Ayah belum tampak. Ayah akan tiba di gedung ini kira-kira jam 10 siang. Paling cepat, jika perjalanan lancar. Sebagian besar para wali santri yang berasal dari luar kota Garut sudah tiba sejak kemarin. Sebagian menginap di asrama, atau tempat kost putranya, bahkan bagi yang berdompet tebal, mereka bermalam di penginapan kota Garut. Sedangkan Ayah tidak, ia memilih berangkat pagi-pagi sekali, karena jarak antara Tasikmalaya Garut bisa ditempuh dalam dua setengah jam.

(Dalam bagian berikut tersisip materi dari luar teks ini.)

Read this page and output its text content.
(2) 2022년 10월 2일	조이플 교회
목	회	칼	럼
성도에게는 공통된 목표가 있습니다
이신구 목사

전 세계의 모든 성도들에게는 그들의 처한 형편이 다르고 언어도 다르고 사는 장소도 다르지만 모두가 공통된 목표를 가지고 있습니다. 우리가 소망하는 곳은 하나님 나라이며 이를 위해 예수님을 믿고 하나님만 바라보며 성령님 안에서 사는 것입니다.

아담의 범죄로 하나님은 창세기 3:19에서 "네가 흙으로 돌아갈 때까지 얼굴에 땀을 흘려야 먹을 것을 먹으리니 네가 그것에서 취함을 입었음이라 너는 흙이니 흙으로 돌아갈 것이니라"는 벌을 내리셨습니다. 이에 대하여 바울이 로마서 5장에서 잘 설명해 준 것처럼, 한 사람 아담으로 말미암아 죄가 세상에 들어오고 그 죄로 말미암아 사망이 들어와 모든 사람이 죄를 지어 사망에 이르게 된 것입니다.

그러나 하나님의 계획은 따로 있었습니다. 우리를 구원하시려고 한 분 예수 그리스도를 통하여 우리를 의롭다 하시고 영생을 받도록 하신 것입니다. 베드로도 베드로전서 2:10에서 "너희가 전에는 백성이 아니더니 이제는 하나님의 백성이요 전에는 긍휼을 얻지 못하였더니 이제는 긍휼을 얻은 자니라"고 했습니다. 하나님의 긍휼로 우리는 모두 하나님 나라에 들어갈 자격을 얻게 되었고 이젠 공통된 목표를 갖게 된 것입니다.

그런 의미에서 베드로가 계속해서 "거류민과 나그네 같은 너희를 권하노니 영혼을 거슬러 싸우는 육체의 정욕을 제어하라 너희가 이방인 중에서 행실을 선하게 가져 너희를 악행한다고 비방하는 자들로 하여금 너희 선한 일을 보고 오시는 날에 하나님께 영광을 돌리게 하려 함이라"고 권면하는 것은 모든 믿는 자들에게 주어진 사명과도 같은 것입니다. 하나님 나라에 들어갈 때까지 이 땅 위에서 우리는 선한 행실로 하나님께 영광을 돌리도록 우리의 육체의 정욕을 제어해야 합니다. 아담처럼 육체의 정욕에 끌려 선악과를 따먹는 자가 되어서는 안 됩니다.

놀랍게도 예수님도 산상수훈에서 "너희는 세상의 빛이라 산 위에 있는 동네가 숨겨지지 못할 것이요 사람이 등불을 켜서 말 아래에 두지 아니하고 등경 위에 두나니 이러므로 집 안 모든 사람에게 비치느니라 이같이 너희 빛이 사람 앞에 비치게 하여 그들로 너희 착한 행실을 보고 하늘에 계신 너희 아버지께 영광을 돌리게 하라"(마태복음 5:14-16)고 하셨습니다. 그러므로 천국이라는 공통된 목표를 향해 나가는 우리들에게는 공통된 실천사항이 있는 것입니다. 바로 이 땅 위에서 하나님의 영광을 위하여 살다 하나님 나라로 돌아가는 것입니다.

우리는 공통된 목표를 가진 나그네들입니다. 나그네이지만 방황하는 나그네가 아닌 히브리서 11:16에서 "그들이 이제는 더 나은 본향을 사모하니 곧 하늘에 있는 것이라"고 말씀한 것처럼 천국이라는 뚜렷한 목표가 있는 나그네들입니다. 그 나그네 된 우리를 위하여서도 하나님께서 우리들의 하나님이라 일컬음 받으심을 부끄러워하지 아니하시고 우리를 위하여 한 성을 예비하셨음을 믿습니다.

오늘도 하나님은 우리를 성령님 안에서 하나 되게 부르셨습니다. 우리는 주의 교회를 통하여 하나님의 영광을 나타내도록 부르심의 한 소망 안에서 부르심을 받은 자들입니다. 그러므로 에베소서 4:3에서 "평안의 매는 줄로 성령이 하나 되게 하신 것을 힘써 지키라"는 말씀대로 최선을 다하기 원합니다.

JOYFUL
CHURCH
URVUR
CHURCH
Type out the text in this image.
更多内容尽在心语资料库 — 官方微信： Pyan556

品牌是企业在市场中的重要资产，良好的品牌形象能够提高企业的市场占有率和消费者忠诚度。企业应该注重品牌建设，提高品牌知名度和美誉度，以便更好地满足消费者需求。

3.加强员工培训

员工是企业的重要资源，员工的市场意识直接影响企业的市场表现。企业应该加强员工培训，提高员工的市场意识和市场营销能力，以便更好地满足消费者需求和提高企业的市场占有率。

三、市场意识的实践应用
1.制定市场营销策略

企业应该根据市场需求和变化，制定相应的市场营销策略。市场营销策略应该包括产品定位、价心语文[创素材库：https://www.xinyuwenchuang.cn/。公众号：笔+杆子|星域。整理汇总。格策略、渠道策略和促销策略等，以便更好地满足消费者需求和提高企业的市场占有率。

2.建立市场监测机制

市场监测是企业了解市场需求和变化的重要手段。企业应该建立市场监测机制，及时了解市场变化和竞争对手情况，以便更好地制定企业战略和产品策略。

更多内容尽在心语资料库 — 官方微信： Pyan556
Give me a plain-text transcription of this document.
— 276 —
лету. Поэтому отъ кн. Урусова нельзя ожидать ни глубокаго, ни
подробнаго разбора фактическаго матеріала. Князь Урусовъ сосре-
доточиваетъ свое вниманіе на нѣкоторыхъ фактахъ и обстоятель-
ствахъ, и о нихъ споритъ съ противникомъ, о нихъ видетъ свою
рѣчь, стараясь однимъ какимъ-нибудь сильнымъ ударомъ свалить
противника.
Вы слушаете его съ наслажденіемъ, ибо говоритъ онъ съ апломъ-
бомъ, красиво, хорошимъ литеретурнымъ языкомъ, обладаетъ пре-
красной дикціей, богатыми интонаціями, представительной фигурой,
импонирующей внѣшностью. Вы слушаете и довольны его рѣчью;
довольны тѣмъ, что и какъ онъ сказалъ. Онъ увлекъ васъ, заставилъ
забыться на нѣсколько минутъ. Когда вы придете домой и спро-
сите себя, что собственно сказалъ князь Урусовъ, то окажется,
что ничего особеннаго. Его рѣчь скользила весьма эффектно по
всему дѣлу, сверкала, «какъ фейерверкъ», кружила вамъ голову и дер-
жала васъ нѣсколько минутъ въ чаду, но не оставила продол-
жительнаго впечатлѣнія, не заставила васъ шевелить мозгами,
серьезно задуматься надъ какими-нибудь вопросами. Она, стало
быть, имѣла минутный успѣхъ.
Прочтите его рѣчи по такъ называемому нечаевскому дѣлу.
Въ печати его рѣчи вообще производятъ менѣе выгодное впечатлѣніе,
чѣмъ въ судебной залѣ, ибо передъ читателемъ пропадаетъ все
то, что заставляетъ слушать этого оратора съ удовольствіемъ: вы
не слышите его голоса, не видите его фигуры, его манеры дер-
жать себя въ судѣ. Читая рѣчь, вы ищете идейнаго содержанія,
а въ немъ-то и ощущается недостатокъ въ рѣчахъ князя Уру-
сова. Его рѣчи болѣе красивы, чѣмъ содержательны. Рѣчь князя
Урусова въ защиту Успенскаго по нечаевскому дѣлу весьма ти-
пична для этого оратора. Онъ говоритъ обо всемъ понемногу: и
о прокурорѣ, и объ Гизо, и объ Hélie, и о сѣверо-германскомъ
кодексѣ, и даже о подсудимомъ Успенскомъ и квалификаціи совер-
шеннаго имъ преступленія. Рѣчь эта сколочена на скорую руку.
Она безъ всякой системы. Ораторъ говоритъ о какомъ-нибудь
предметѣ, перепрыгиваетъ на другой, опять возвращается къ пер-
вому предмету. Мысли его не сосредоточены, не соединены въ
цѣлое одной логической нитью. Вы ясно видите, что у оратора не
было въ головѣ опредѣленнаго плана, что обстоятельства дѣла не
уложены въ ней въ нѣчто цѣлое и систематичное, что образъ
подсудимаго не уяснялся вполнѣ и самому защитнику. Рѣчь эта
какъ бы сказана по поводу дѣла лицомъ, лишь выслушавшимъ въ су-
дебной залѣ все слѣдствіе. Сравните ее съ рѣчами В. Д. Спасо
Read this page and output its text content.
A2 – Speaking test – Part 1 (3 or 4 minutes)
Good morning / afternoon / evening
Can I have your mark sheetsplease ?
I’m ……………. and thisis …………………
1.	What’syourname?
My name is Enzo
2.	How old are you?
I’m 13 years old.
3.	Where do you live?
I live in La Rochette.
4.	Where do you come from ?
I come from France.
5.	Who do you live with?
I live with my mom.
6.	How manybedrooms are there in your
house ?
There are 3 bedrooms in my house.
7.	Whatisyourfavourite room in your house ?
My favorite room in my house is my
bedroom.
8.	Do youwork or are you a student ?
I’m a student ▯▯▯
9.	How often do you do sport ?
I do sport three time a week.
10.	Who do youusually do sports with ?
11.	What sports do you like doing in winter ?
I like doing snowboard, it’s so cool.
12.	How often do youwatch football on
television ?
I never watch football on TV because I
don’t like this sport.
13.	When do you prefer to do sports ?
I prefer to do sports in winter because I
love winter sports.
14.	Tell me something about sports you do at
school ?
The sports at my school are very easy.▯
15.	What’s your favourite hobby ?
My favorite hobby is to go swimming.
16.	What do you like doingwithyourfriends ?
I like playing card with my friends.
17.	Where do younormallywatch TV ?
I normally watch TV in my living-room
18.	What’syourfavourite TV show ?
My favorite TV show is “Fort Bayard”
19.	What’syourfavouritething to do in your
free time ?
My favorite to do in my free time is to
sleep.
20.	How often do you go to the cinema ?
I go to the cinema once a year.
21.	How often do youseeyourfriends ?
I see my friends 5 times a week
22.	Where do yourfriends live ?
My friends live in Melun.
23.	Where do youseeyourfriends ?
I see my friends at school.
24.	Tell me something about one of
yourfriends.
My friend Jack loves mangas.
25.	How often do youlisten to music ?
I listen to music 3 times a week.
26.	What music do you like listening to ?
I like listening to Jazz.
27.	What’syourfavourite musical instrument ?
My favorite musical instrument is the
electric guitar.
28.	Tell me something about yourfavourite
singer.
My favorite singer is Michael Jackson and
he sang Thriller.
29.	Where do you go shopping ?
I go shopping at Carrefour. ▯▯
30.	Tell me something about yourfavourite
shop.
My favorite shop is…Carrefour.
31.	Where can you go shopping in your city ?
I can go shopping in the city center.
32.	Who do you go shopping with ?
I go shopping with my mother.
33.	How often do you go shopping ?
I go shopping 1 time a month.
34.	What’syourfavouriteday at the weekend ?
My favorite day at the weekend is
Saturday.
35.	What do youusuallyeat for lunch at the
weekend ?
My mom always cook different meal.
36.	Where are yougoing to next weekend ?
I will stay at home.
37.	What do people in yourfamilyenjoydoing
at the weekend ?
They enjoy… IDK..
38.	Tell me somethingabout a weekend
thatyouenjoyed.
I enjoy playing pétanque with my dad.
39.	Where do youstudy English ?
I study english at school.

"Pojok ruangan adalah tempat paling strategis bagi yang sedang merasakan efek begadang." Bisik Irvan padaku. Aku manut saja pada master of begadang ini.
Aku mulai mengantuk, mataku mulai perih dan panas, lalu terasa berair, tapi kupaksakan untuk terus melihat ke depan, ke atas panggung. Jangan berpasangka baik dulu, aku bukan peduli pada pembaca acara yang suaranya mulai sayup-sayup, aku hanya peduli pada karyaku di atas panggung sana. Indah, karya yang sangat indah. Betul kata Irvan, jika kaligrafi Latin dan Arab dipadu, maka akan terlihat sangat indah.
Kueja satu persatu kaligrafi itu dari atas hingga bawah. Ketika melewati kaligrafi Arab, mataku langsung terbelalak. Kusikut bahu Irvan yang mulai terkantuk-kantuk.
"Ada apa Sep?"
"Van, lihat ke depan!"
Ia mengikuti perintahku, matanya sayu melihat ke depan, warnanya agak keruh, mungkin sama sepertiku. Efek dahsyat begadang kelima sudah menanti.
"Kaligrafi Arabnya ada yang salah." bisikku.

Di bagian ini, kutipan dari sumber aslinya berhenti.